Une approche à la fois évidente et révolutionnaire, dans un pays où la danse a fini par être cantonnée aux boîtes de nuit. "C’est notre histoire de centralisme culturel, explique Lise. D’autres pays aussi riches que la France n’ont pas le même statut pour le folklore. Le cas est assez unique dans le monde développé, d’un tel reniement des langues et des folklores." Et, après Claude Sicre, les Bombes 2 Bal mènent combat contre l’idée que la danse collective est forcément ringarde ou rétrograde, que les langues régionales sont forcément soit réactionnaires, soit gauchistes, mais qu’elles peuvent simplement se propager et vivre simplement par l’échange quotidien.

Bal indigène

C’est pourquoi leur nouveau disque, trois ans après Danse avec ta grand-mère, est d’une production aussi légère : percussions, accordéon, violon rudimentaire, chant. La production en a été assurée par Vincent Segal, violoncelliste multicartes (et notamment avec Bumcello) : "Efficacité, qualité, rapidité, spontanéité, résume Lise. Vincent n’aime pas les retouches à n’en plus finir, ce qui nous convient bien parce qu’on n’est des pros ni de notre instrument ni du studio. Il a préféré jouer sur les petits accrochages, les petites erreurs, les petits trucs spontanés, tout en gardant l’objectif de la danse et du folklore."

Le nouvel album, Bal indigène, est moins ouvertement nordestin et affiche "beaucoup plus d’occitan, comme le dit Lise Arbiol. Mais nous ne sommes pas tous d’origine occitane. Nous n’avons pas du tout un discours de racines ou le discours de gens qui sont nés là-dedans. Il y a autant d’occitan parce qu’on vit là et qu’on a envie de prendre en compte les folklores et les cultures qui composent la culture française. C’est dans ce sens-là qu’on dit "bal indigène" : pas au sens ou l’on est né ici.
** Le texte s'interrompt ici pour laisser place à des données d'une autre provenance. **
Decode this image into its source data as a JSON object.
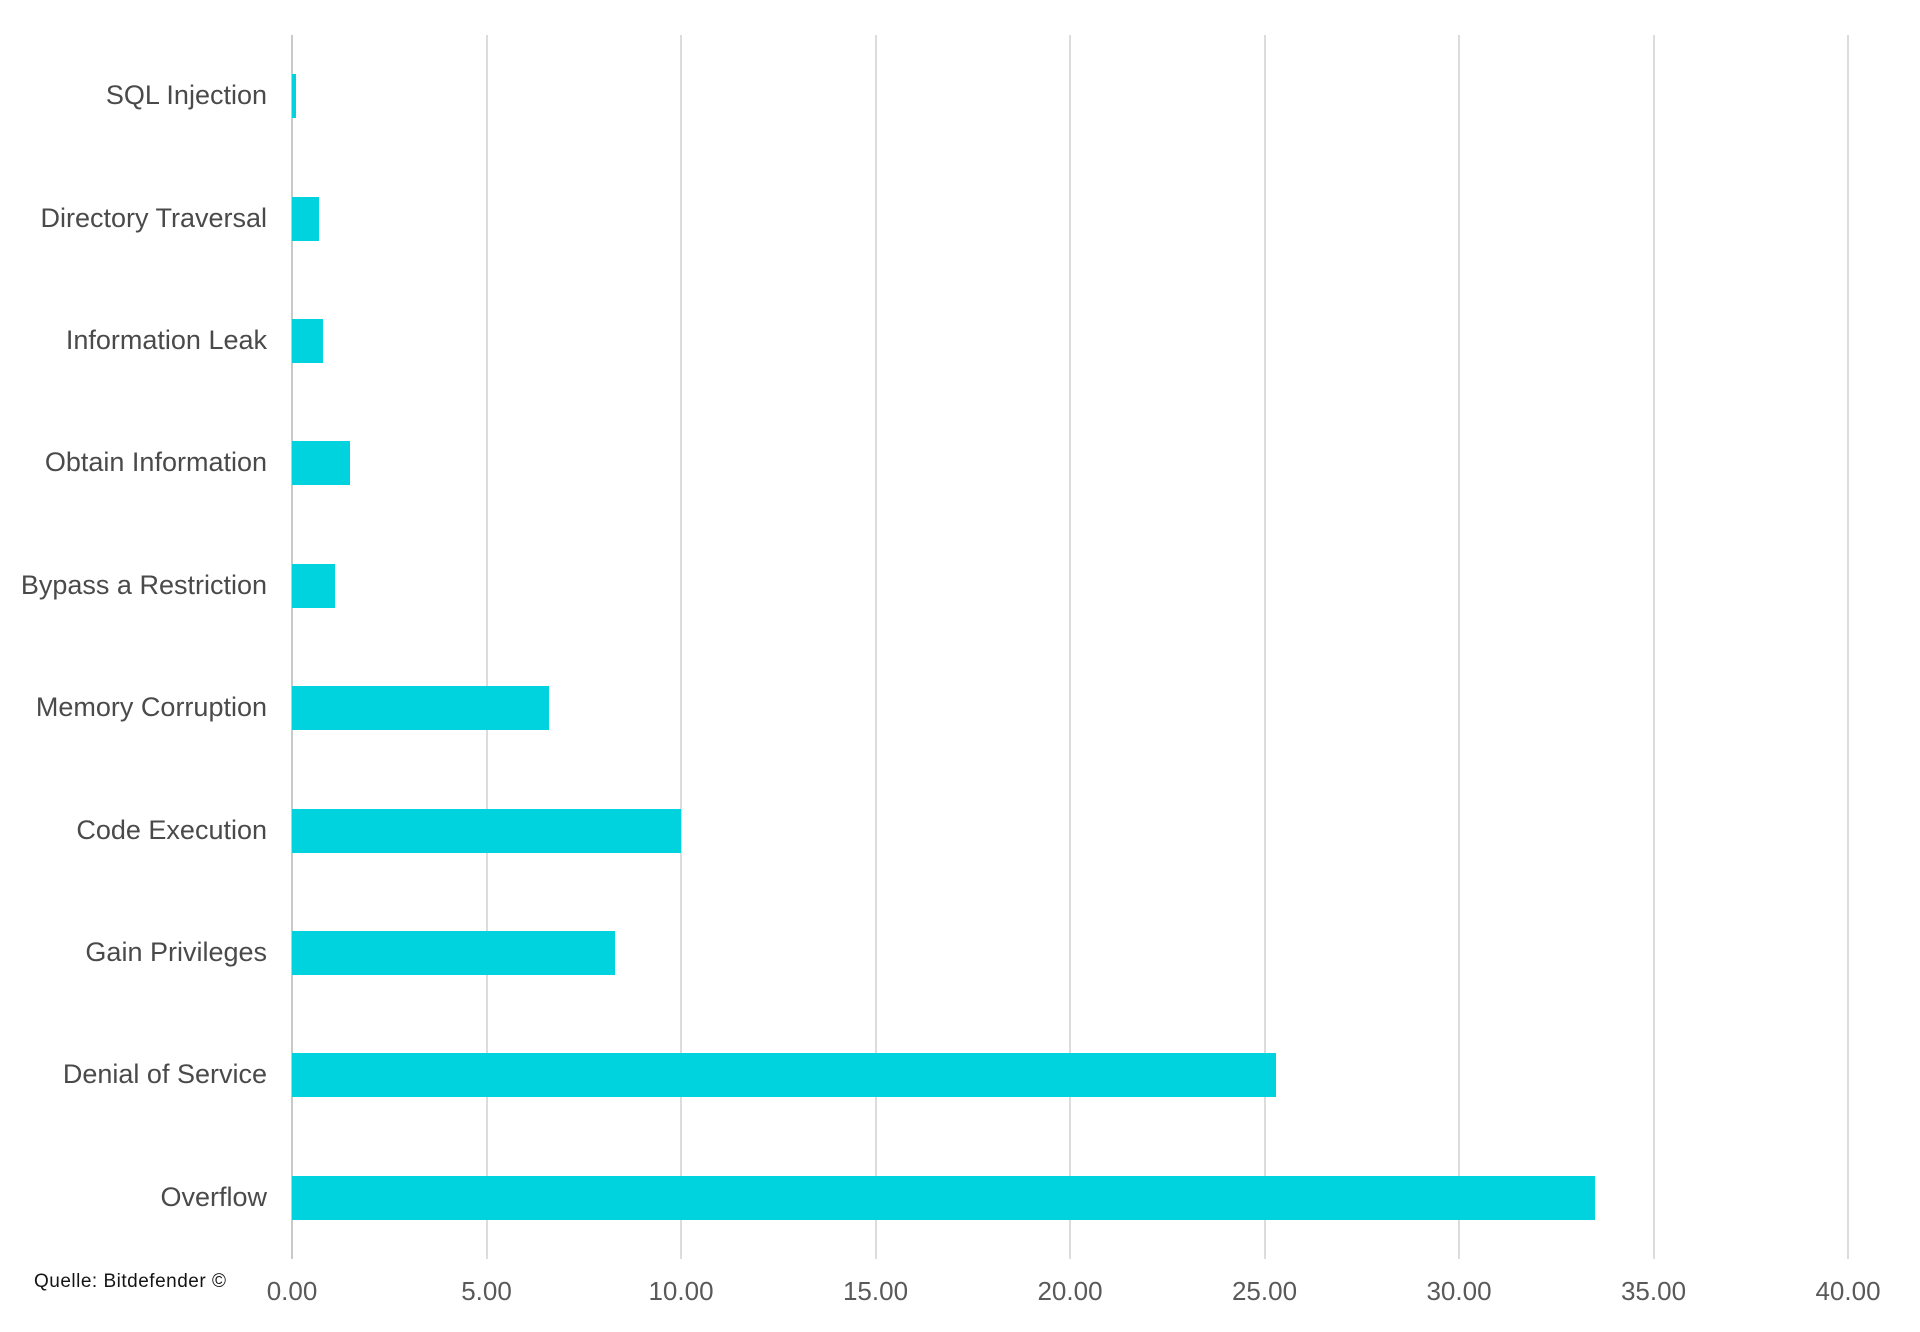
{
  "chart_data": {
    "type": "bar",
    "orientation": "horizontal",
    "title": "",
    "xlabel": "",
    "ylabel": "",
    "categories": [
      "SQL Injection",
      "Directory Traversal",
      "Information Leak",
      "Obtain Information",
      "Bypass a Restriction",
      "Memory Corruption",
      "Code Execution",
      "Gain Privileges",
      "Denial of Service",
      "Overflow"
    ],
    "values": [
      0.1,
      0.7,
      0.8,
      1.5,
      1.1,
      6.6,
      10.0,
      8.3,
      25.3,
      33.5
    ],
    "xlim": [
      0,
      40
    ],
    "x_ticks": [
      "0.00",
      "5.00",
      "10.00",
      "15.00",
      "20.00",
      "25.00",
      "30.00",
      "35.00",
      "40.00"
    ],
    "x_tick_values": [
      0,
      5,
      10,
      15,
      20,
      25,
      30,
      35,
      40
    ],
    "grid": true,
    "legend": false,
    "colors": {
      "bar": "#00d3de",
      "gridline": "#dcdcdc",
      "zero_line": "#c9c9c9",
      "category_label": "#4a4a4a",
      "tick_label": "#595959",
      "source_text": "#141414"
    }
  },
  "source": {
    "label": "Quelle: Bitdefender ©"
  }
}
Mais parce que le bal qu’on fait est enrichi de tout ce qui constitue la culture du lieu telle qu’on la vit – un quartier qui a été le premier quartier d’immigration nord-africaine à Toulouse, dans lequel on joue souvent avec des Berbères dans la rue, mais aussi des gens du Nord." Et Aurélie Neuville ajoute : "Notre bal est arnaudbernardien. Il n’y a pas que des gens qui sont nés à Arnaud-Bernard : il y a les gens qui sont d’ici et d’aujourd’hui."

Bombes 2 Bal Bal indigène (Tôt ou Tard) 2007 En tournée en France.